Son dönemde yaşanan Covid-19 salgını, Rusya-Ukrayna Savaşı ve gıda ile enerji darboğazı başta olmak üzere yaşanan küresel sorunların dünyada kalıcı bir değişimi içinde barındırdığını ifade eden Kurum, bu zor dönemde Türkiye’nin hemen hemen her alanda yenilikçi, dinamik, ayakları yere sağlam basan ve küresel rekabette üst sıralara taşıyacak projelerle geleceğe doğru emin adımlarla yürüdüğünü aktardı. Türkiye’nin bu süreçte gösterdiği çabayı iklim değişikliğiyle mücadelede de sürdüreceğini kaydeden Kurum, sözlerini şu ifadelerle sonlandırdı: “Sanayi tesislerinin iklim ve çevre dostu üretim yapmalarını teşvik ederek, yeşil dönüşüm çerçevesinde tüm sanayi bölgelerimizi sıfır atığı merkeze alan, insanı merkeze alan yeşil kalkınma hedefimize uygun hale getireceğiz. Hedefimiz, üniversitelerimizle, iş insanlarımızla, kurumlarımızla tüm organize sanayi bölgelerini ‘Yeşil OSB’ye çevirmek.

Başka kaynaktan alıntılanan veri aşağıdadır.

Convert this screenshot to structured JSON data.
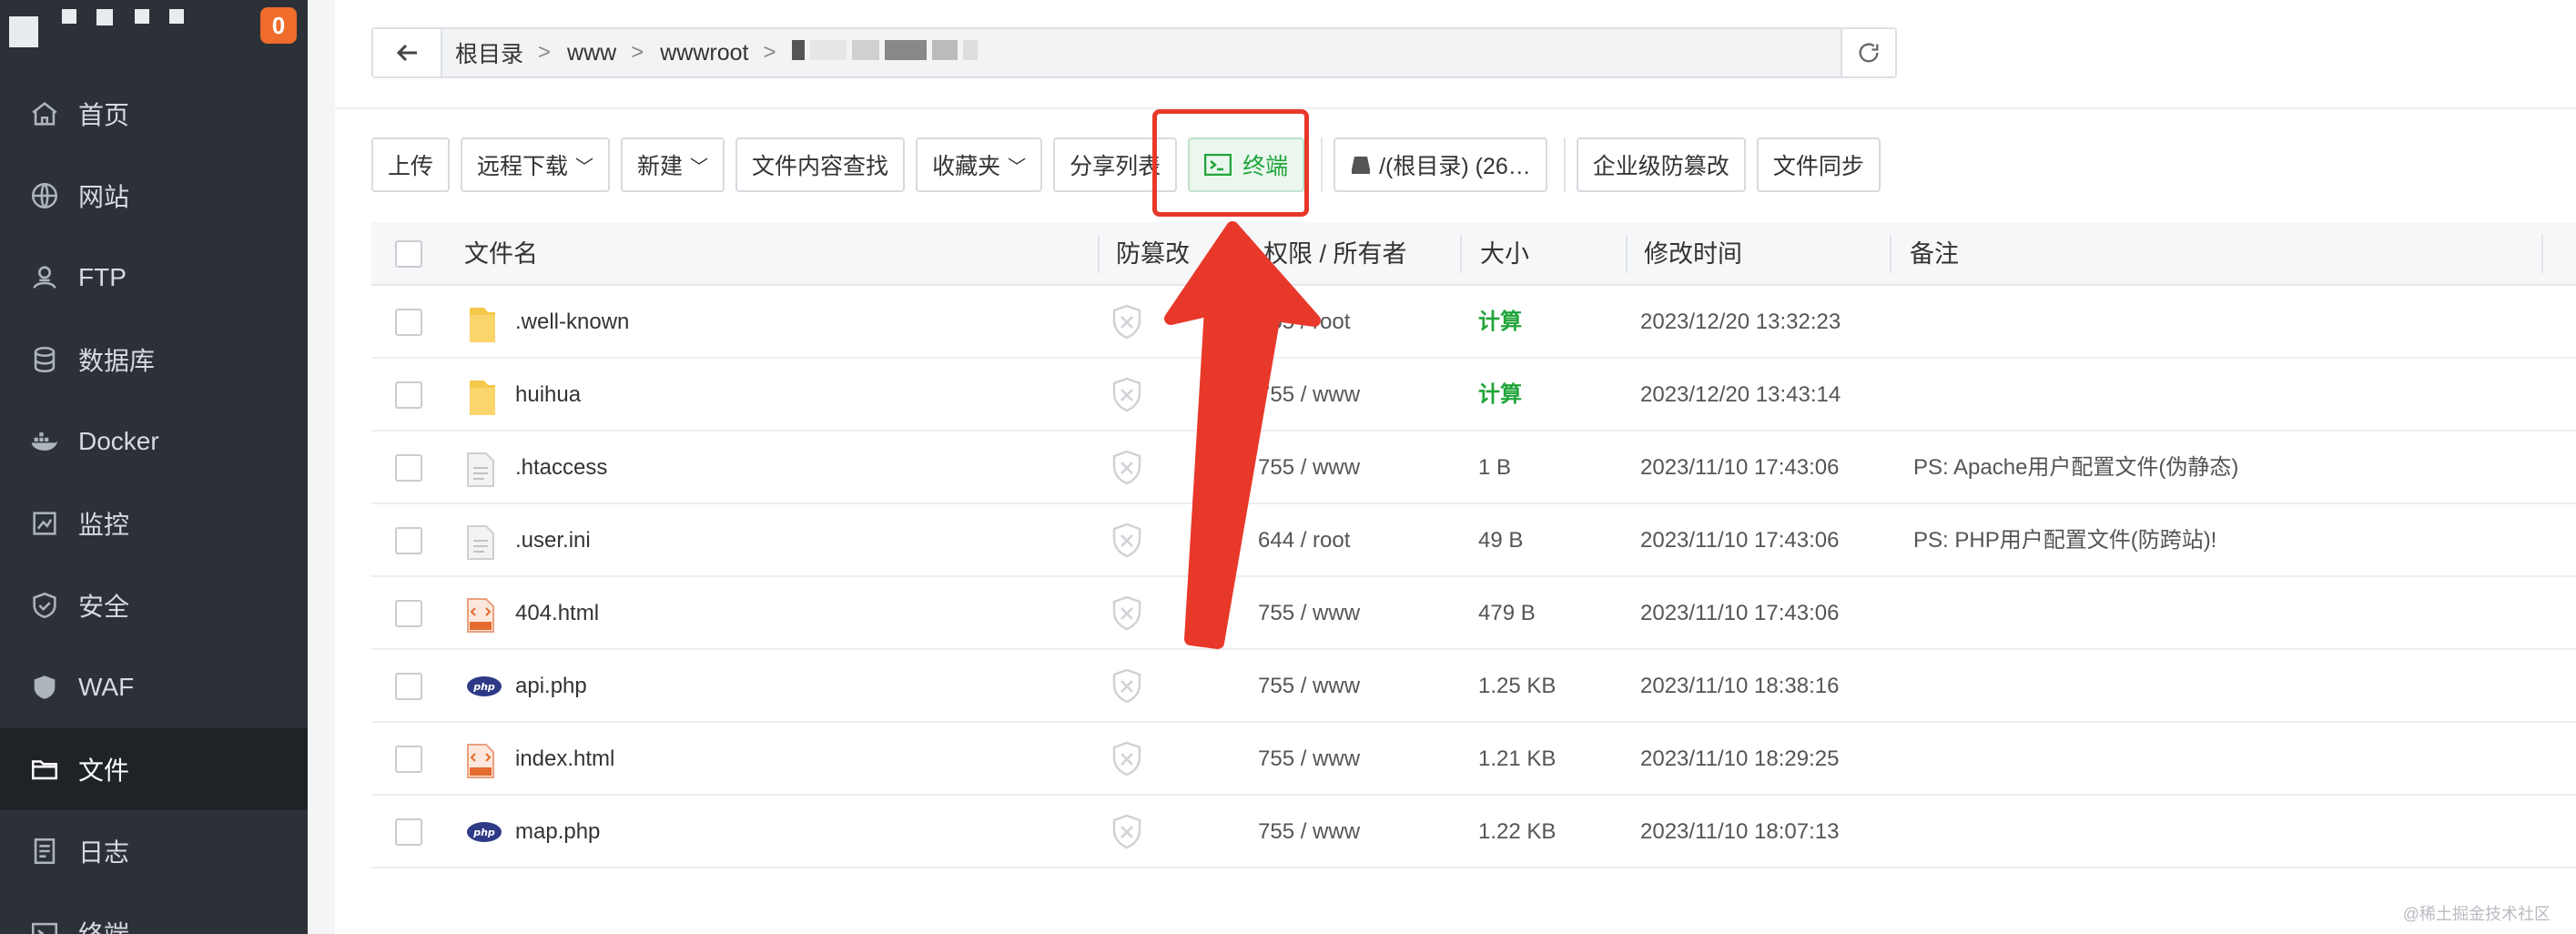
{
  "sidebar": {
    "notification_count": "0",
    "items": [
      {
        "label": "首页",
        "icon": "home-icon"
      },
      {
        "label": "网站",
        "icon": "globe-icon"
      },
      {
        "label": "FTP",
        "icon": "ftp-icon"
      },
      {
        "label": "数据库",
        "icon": "database-icon"
      },
      {
        "label": "Docker",
        "icon": "docker-icon"
      },
      {
        "label": "监控",
        "icon": "monitor-icon"
      },
      {
        "label": "安全",
        "icon": "shield-check-icon"
      },
      {
        "label": "WAF",
        "icon": "waf-shield-icon"
      },
      {
        "label": "文件",
        "icon": "folder-icon",
        "active": true
      },
      {
        "label": "日志",
        "icon": "log-icon"
      },
      {
        "label": "终端",
        "icon": "terminal-icon"
      }
    ]
  },
  "path": {
    "crumbs": [
      "根目录",
      "www",
      "wwwroot"
    ],
    "separator": ">"
  },
  "toolbar": {
    "upload": "上传",
    "remote_download": "远程下载",
    "new": "新建",
    "search_content": "文件内容查找",
    "favorites": "收藏夹",
    "share_list": "分享列表",
    "terminal": "终端",
    "disk": "/(根目录) (26…",
    "tamper_proof": "企业级防篡改",
    "file_sync": "文件同步"
  },
  "table": {
    "headers": {
      "name": "文件名",
      "tamper": "防篡改",
      "perm": "权限 / 所有者",
      "size": "大小",
      "mtime": "修改时间",
      "note": "备注"
    },
    "rows": [
      {
        "name": ".well-known",
        "type": "folder",
        "perm": "755 / root",
        "size": "计算",
        "mtime": "2023/12/20 13:32:23",
        "note": ""
      },
      {
        "name": "huihua",
        "type": "folder",
        "perm": "755 / www",
        "size": "计算",
        "mtime": "2023/12/20 13:43:14",
        "note": ""
      },
      {
        "name": ".htaccess",
        "type": "text",
        "perm": "755 / www",
        "size": "1 B",
        "mtime": "2023/11/10 17:43:06",
        "note": "PS: Apache用户配置文件(伪静态)"
      },
      {
        "name": ".user.ini",
        "type": "text",
        "perm": "644 / root",
        "size": "49 B",
        "mtime": "2023/11/10 17:43:06",
        "note": "PS: PHP用户配置文件(防跨站)!"
      },
      {
        "name": "404.html",
        "type": "html",
        "perm": "755 / www",
        "size": "479 B",
        "mtime": "2023/11/10 17:43:06",
        "note": ""
      },
      {
        "name": "api.php",
        "type": "php",
        "perm": "755 / www",
        "size": "1.25 KB",
        "mtime": "2023/11/10 18:38:16",
        "note": ""
      },
      {
        "name": "index.html",
        "type": "html",
        "perm": "755 / www",
        "size": "1.21 KB",
        "mtime": "2023/11/10 18:29:25",
        "note": ""
      },
      {
        "name": "map.php",
        "type": "php",
        "perm": "755 / www",
        "size": "1.22 KB",
        "mtime": "2023/11/10 18:07:13",
        "note": ""
      }
    ]
  },
  "watermark": "@稀土掘金技术社区",
  "colors": {
    "accent_green": "#20a53a",
    "highlight_red": "#e8382a",
    "sidebar_bg": "#2c3138"
  }
}
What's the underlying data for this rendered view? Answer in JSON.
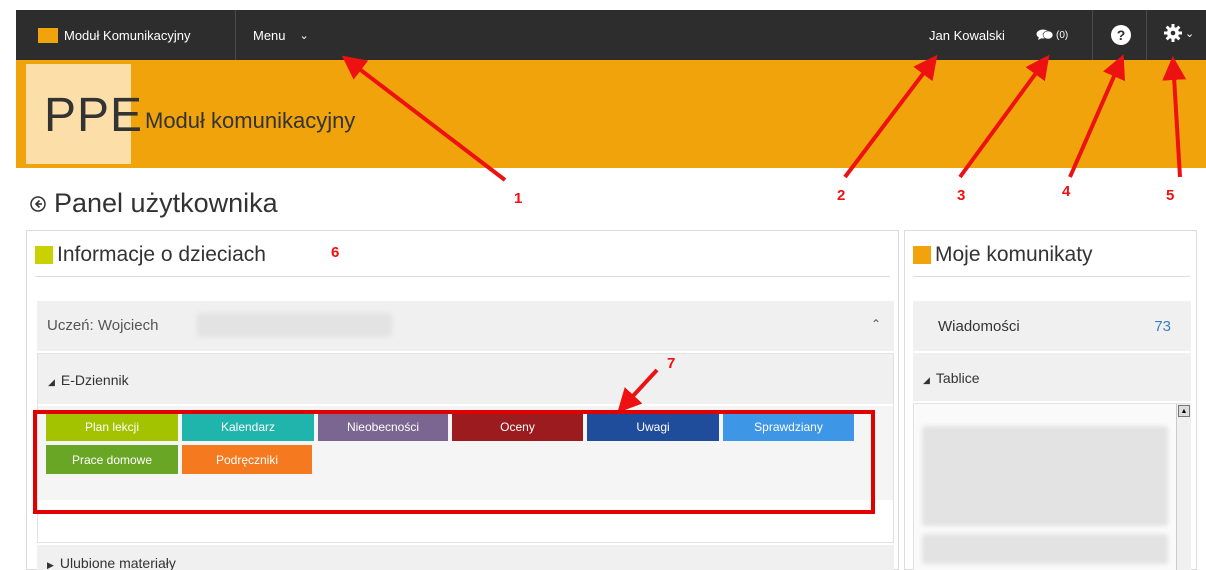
{
  "navbar": {
    "brand": "Moduł Komunikacyjny",
    "menu_label": "Menu",
    "user_name": "Jan Kowalski",
    "messages_count": "(0)",
    "help_icon": "question-circle-icon",
    "settings_icon": "gear-icon",
    "colors": {
      "background": "#2d2d2d",
      "accent": "#f0a30a"
    }
  },
  "header": {
    "logo_text": "PPE",
    "subtitle": "Moduł komunikacyjny",
    "colors": {
      "background": "#f0a30a",
      "logo_box": "#fcdfa8"
    }
  },
  "page": {
    "title": "Panel użytkownika",
    "back_icon": "circle-arrow-left-icon"
  },
  "children_panel": {
    "title": "Informacje o dzieciach",
    "title_square_color": "#c9d200",
    "student_label": "Uczeń: Wojciech",
    "collapse_icon": "double-chevron-up-icon",
    "ediary": {
      "label": "E-Dziennik",
      "tiles": [
        {
          "label": "Plan lekcji",
          "color": "#a3c300"
        },
        {
          "label": "Kalendarz",
          "color": "#1fb5ad"
        },
        {
          "label": "Nieobecności",
          "color": "#7b6691"
        },
        {
          "label": "Oceny",
          "color": "#9b1b1e"
        },
        {
          "label": "Uwagi",
          "color": "#1f4c9b"
        },
        {
          "label": "Sprawdziany",
          "color": "#3d97e6"
        },
        {
          "label": "Prace domowe",
          "color": "#6aa626"
        },
        {
          "label": "Podręczniki",
          "color": "#f4791f"
        }
      ]
    },
    "next_section_label": "Ulubione materiały"
  },
  "messages_panel": {
    "title": "Moje komunikaty",
    "title_square_color": "#f0a30a",
    "messages_label": "Wiadomości",
    "messages_count": "73",
    "boards_label": "Tablice"
  },
  "annotations": {
    "labels": [
      "1",
      "2",
      "3",
      "4",
      "5",
      "6",
      "7"
    ],
    "color": "#ee1111"
  }
}
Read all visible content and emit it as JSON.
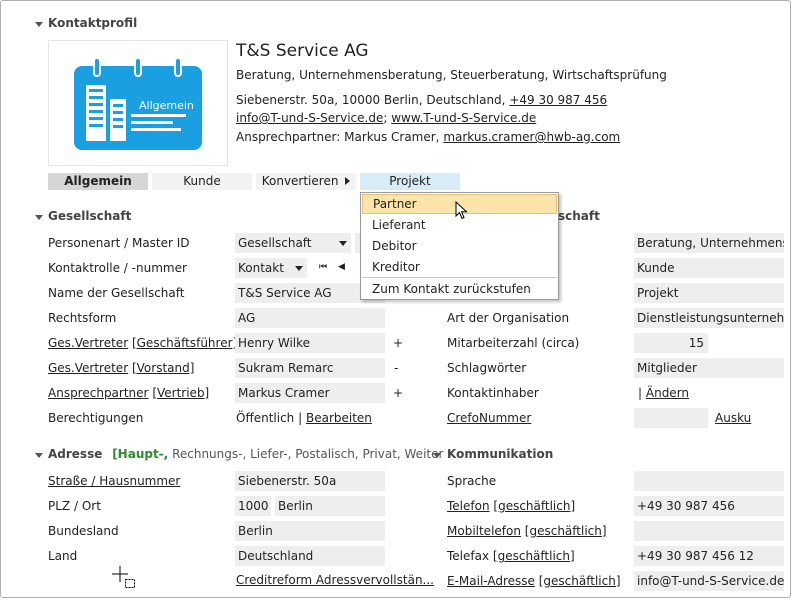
{
  "header": {
    "section_title": "Kontaktprofil"
  },
  "profile": {
    "logo_label": "Allgemein",
    "company_name": "T&S Service AG",
    "description": "Beratung, Unternehmensberatung, Steuerberatung, Wirtschaftsprüfung",
    "address_line": "Siebenerstr. 50a, 10000 Berlin, Deutschland,",
    "phone": "+49 30 987 456",
    "email": "info@T-und-S-Service.de",
    "separator": ";",
    "website": "www.T-und-S-Service.de",
    "contact_prefix": "Ansprechpartner: Markus Cramer,",
    "contact_email": "markus.cramer@hwb-ag.com"
  },
  "tabs": {
    "allgemein": "Allgemein",
    "kunde": "Kunde",
    "konvertieren": "Konvertieren",
    "projekt": "Projekt"
  },
  "menu": {
    "items": [
      "Partner",
      "Lieferant",
      "Debitor",
      "Kreditor"
    ],
    "bottom": "Zum Kontakt zurückstufen"
  },
  "gesellschaft": {
    "title": "Gesellschaft",
    "right_title_fragment": "schaft",
    "labels": {
      "personenart": "Personenart / Master ID",
      "kontaktrolle": "Kontaktrolle / -nummer",
      "name": "Name der Gesellschaft",
      "rechtsform": "Rechtsform",
      "gv1_a": "Ges.Vertreter",
      "gv1_b": "[Geschäftsführer]",
      "gv2_a": "Ges.Vertreter",
      "gv2_b": "[Vorstand]",
      "ap_a": "Ansprechpartner",
      "ap_b": "[Vertrieb]",
      "berechtigungen": "Berechtigungen"
    },
    "values": {
      "personenart": "Gesellschaft",
      "kontaktrolle": "Kontakt",
      "nav_first": "⏮",
      "nav_prev": "◀",
      "name": "T&S Service AG",
      "rechtsform": "AG",
      "gv1": "Henry Wilke",
      "gv1_sign": "+",
      "gv2": "Sukram Remarc",
      "gv2_sign": "-",
      "ap": "Markus Cramer",
      "ap_sign": "+",
      "berechtigungen": "Öffentlich |",
      "bearbeiten": "Bearbeiten"
    }
  },
  "right": {
    "labels": {
      "art": "Art der Organisation",
      "mitarbeiter": "Mitarbeiterzahl (circa)",
      "schlagwoerter": "Schlagwörter",
      "kontaktinhaber": "Kontaktinhaber",
      "crefo": "CrefoNummer"
    },
    "values": {
      "branche": "Beratung, Unternehmensb",
      "rolle": "Kunde",
      "status": "Projekt",
      "art": "Dienstleistungsunternehme",
      "mitarbeiter": "15",
      "schlagwoerter": "Mitglieder",
      "kontaktinhaber_sep": "|",
      "aendern": "Ändern",
      "auskunft": "Ausku"
    }
  },
  "adresse": {
    "title": "Adresse",
    "active_type": "[Haupt-,",
    "other_types": "Rechnungs-, Liefer-, Postalisch, Privat, Weiter",
    "labels": {
      "strasse": "Straße / Hausnummer",
      "plz": "PLZ / Ort",
      "bundesland": "Bundesland",
      "land": "Land"
    },
    "values": {
      "strasse": "Siebenerstr. 50a",
      "plz": "1000",
      "ort": "Berlin",
      "bundesland": "Berlin",
      "land": "Deutschland",
      "creditreform": "Creditreform Adressvervollstän..."
    }
  },
  "kommunikation": {
    "title": "Kommunikation",
    "labels": {
      "sprache": "Sprache",
      "telefon_a": "Telefon",
      "telefon_b": "[geschäftlich]",
      "mobil_a": "Mobiltelefon",
      "mobil_b": "[geschäftlich]",
      "telefax_a": "Telefax",
      "telefax_b": "[geschäftlich]",
      "email_a": "E-Mail-Adresse",
      "email_b": "[geschäftlich]"
    },
    "values": {
      "telefon": "+49 30 987 456",
      "telefax": "+49 30 987 456 12",
      "email": "info@T-und-S-Service.de"
    }
  },
  "colors": {
    "accent": "#1a9fe0",
    "field": "#eeeeee",
    "tab_active": "#d6d6d6",
    "tab_hover": "#d8ecf7",
    "menu_highlight": "#fbe4a9",
    "green": "#2e8b2e"
  }
}
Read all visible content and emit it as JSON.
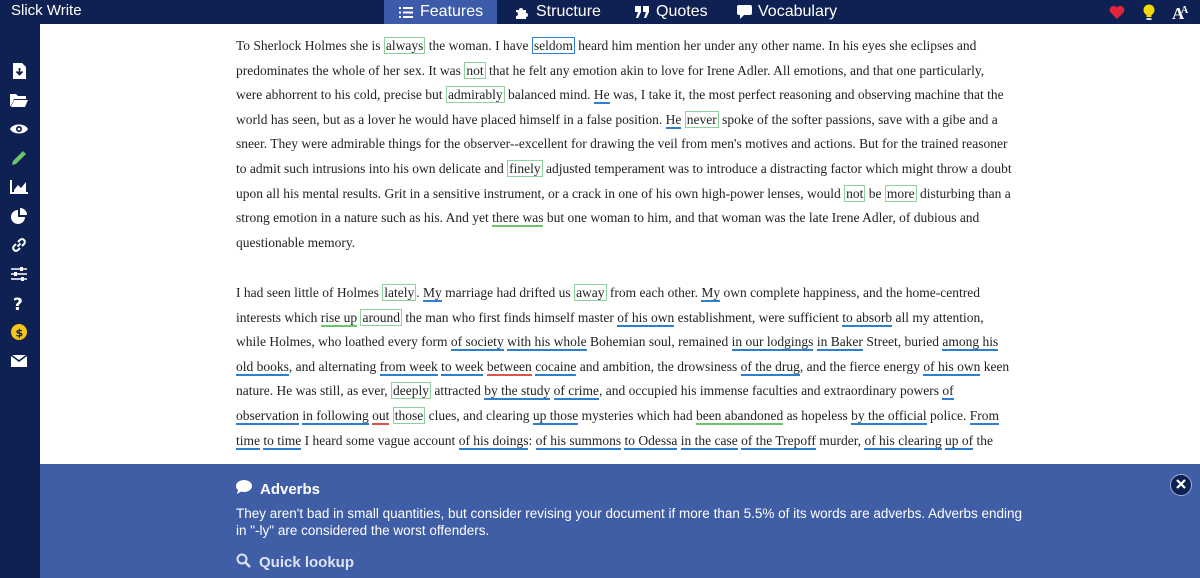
{
  "app": {
    "title": "Slick Write"
  },
  "tabs": [
    {
      "label": "Features",
      "icon": "list-icon",
      "active": true
    },
    {
      "label": "Structure",
      "icon": "puzzle-icon"
    },
    {
      "label": "Quotes",
      "icon": "quote-icon"
    },
    {
      "label": "Vocabulary",
      "icon": "speech-bubble-icon"
    }
  ],
  "top_right_icons": [
    "heart-icon",
    "lightbulb-icon",
    "font-size-icon"
  ],
  "sidebar_icons": [
    "save-file-icon",
    "open-folder-icon",
    "eye-icon",
    "pencil-icon",
    "line-chart-icon",
    "pie-chart-icon",
    "link-icon",
    "sliders-icon",
    "help-icon",
    "donate-dollar-icon",
    "mail-icon"
  ],
  "document": {
    "paragraph1": [
      {
        "t": "To Sherlock Holmes she is "
      },
      {
        "t": "always",
        "s": "g"
      },
      {
        "t": " the woman. I have "
      },
      {
        "t": "seldom",
        "s": "bx"
      },
      {
        "t": " heard him mention her under any other name. In his eyes she eclipses and predominates the whole of her sex. It was "
      },
      {
        "t": "not",
        "s": "g"
      },
      {
        "t": " that he felt any emotion akin to love for Irene Adler. All emotions, and that one particularly, were abhorrent to his cold, precise but "
      },
      {
        "t": "admirably",
        "s": "g"
      },
      {
        "t": " balanced mind. "
      },
      {
        "t": "He",
        "s": "bl"
      },
      {
        "t": " was, I take it, the most perfect reasoning and observing machine that the world has seen, but as a lover he would have placed himself in a false position. "
      },
      {
        "t": "He",
        "s": "bl"
      },
      {
        "t": " "
      },
      {
        "t": "never",
        "s": "g"
      },
      {
        "t": " spoke of the softer passions, save with a gibe and a sneer. They were admirable things for the observer--excellent for drawing the veil from men's motives and actions. But for the trained reasoner to admit such intrusions into his own delicate and "
      },
      {
        "t": "finely",
        "s": "g"
      },
      {
        "t": " adjusted temperament was to introduce a distracting factor which might throw a doubt upon all his mental results. Grit in a sensitive instrument, or a crack in one of his own high-power lenses, would "
      },
      {
        "t": "not",
        "s": "g"
      },
      {
        "t": " be "
      },
      {
        "t": "more",
        "s": "g"
      },
      {
        "t": " disturbing than a strong emotion in a nature such as his. And yet "
      },
      {
        "t": "there was",
        "s": "gu"
      },
      {
        "t": " but one woman to him, and that woman was the late Irene Adler, of dubious and questionable memory."
      }
    ],
    "paragraph2": [
      {
        "t": "I had seen little of Holmes "
      },
      {
        "t": "lately",
        "s": "g"
      },
      {
        "t": ". "
      },
      {
        "t": "My",
        "s": "bl"
      },
      {
        "t": " marriage had drifted us "
      },
      {
        "t": "away",
        "s": "g"
      },
      {
        "t": " from each other. "
      },
      {
        "t": "My",
        "s": "bl"
      },
      {
        "t": " own complete happiness, and the home-centred interests which "
      },
      {
        "t": "rise up",
        "s": "gu"
      },
      {
        "t": " "
      },
      {
        "t": "around",
        "s": "g"
      },
      {
        "t": " the man who first finds himself master "
      },
      {
        "t": "of his own",
        "s": "bl"
      },
      {
        "t": " establishment, were sufficient "
      },
      {
        "t": "to absorb",
        "s": "bl"
      },
      {
        "t": " all my attention, while Holmes, who loathed every form "
      },
      {
        "t": "of society",
        "s": "bl"
      },
      {
        "t": " "
      },
      {
        "t": "with his whole",
        "s": "bl"
      },
      {
        "t": " Bohemian soul, remained "
      },
      {
        "t": "in our lodgings",
        "s": "bl"
      },
      {
        "t": " "
      },
      {
        "t": "in Baker",
        "s": "bl"
      },
      {
        "t": " Street, buried "
      },
      {
        "t": "among his old books",
        "s": "bl"
      },
      {
        "t": ", and alternating "
      },
      {
        "t": "from week",
        "s": "bl"
      },
      {
        "t": " "
      },
      {
        "t": "to week",
        "s": "bl"
      },
      {
        "t": " "
      },
      {
        "t": "between",
        "s": "rd"
      },
      {
        "t": " "
      },
      {
        "t": "cocaine",
        "s": "bl"
      },
      {
        "t": " and ambition, the drowsiness "
      },
      {
        "t": "of the drug",
        "s": "bl"
      },
      {
        "t": ", and the fierce energy "
      },
      {
        "t": "of his own",
        "s": "bl"
      },
      {
        "t": " keen nature. He was still, as ever, "
      },
      {
        "t": "deeply",
        "s": "g"
      },
      {
        "t": " attracted "
      },
      {
        "t": "by the study",
        "s": "bl"
      },
      {
        "t": " "
      },
      {
        "t": "of crime",
        "s": "bl"
      },
      {
        "t": ", and occupied his immense faculties and extraordinary powers "
      },
      {
        "t": "of observation",
        "s": "bl"
      },
      {
        "t": " "
      },
      {
        "t": "in following",
        "s": "bl"
      },
      {
        "t": " "
      },
      {
        "t": "out",
        "s": "rd"
      },
      {
        "t": " "
      },
      {
        "t": "those",
        "s": "g"
      },
      {
        "t": " clues, and clearing "
      },
      {
        "t": "up those",
        "s": "bl"
      },
      {
        "t": " mysteries which had "
      },
      {
        "t": "been abandoned",
        "s": "gu"
      },
      {
        "t": " as hopeless "
      },
      {
        "t": "by the official",
        "s": "bl"
      },
      {
        "t": " police. "
      },
      {
        "t": "From time",
        "s": "bl"
      },
      {
        "t": " "
      },
      {
        "t": "to time",
        "s": "bl"
      },
      {
        "t": " I heard some vague account "
      },
      {
        "t": "of his doings",
        "s": "bl"
      },
      {
        "t": ": "
      },
      {
        "t": "of his summons",
        "s": "bl"
      },
      {
        "t": " "
      },
      {
        "t": "to Odessa",
        "s": "bl"
      },
      {
        "t": " "
      },
      {
        "t": "in the case",
        "s": "bl"
      },
      {
        "t": " "
      },
      {
        "t": "of the Trepoff",
        "s": "bl"
      },
      {
        "t": " murder, "
      },
      {
        "t": "of his clearing",
        "s": "bl"
      },
      {
        "t": " "
      },
      {
        "t": "up of",
        "s": "bl"
      },
      {
        "t": " the"
      }
    ]
  },
  "panel": {
    "heading": "Adverbs",
    "body": "They aren't bad in small quantities, but consider revising your document if more than 5.5% of its words are adverbs. Adverbs ending in \"-ly\" are considered the worst offenders.",
    "lookup_label": "Quick lookup",
    "close_icon": "close-icon"
  },
  "colors": {
    "topbar": "#0f2152",
    "active_tab": "#3c5ba8",
    "panel": "#3f5ea6",
    "green_highlight": "#8fd19a",
    "blue_underline": "#2f7fd1",
    "red_underline": "#e0524a",
    "heart": "#e0243a",
    "bulb": "#f5d90a"
  }
}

OSB’lerimiz yeşil dönüşümü örnek bir modelle yayacak. Atacağımız her bir adımla sanayide yeşil dönüşümde yeni bir sayfa açacağız. Enerji ve kaynak verimliliğini, hava, su ve toprak için sıfır kirlilik prensibini gösteren tesislere, çevresel üretimin göstergesi olarak ‘Sanayide Yeşil Dönüşüm Belgesi’ düzenleyeceğiz. Çevreci bir yaklaşımla bu belgeyi alan tesislerin çevresel taksonomi kriterlerini karşılayarak, çevre yatırım fonlarından ve yeşil finansman imkanlarından faydalanmaları için gerekli tüm adımları atacağız. Sanayi üretimimizin yüzde 45’ini oluşturan OSB’ler yeşil dönüşümde öncü olacaklar. Bu sayede, çevresel iyileşmenin yanı sıra ülkemiz sanayisinin dünya standartlarında üretim seviyesini yakalayarak ihracat pazarında eşit şartlarda rekabet gücüne erişmesini ve dünya piyasalarında yüksek payla yer almasını sağlayacağız.”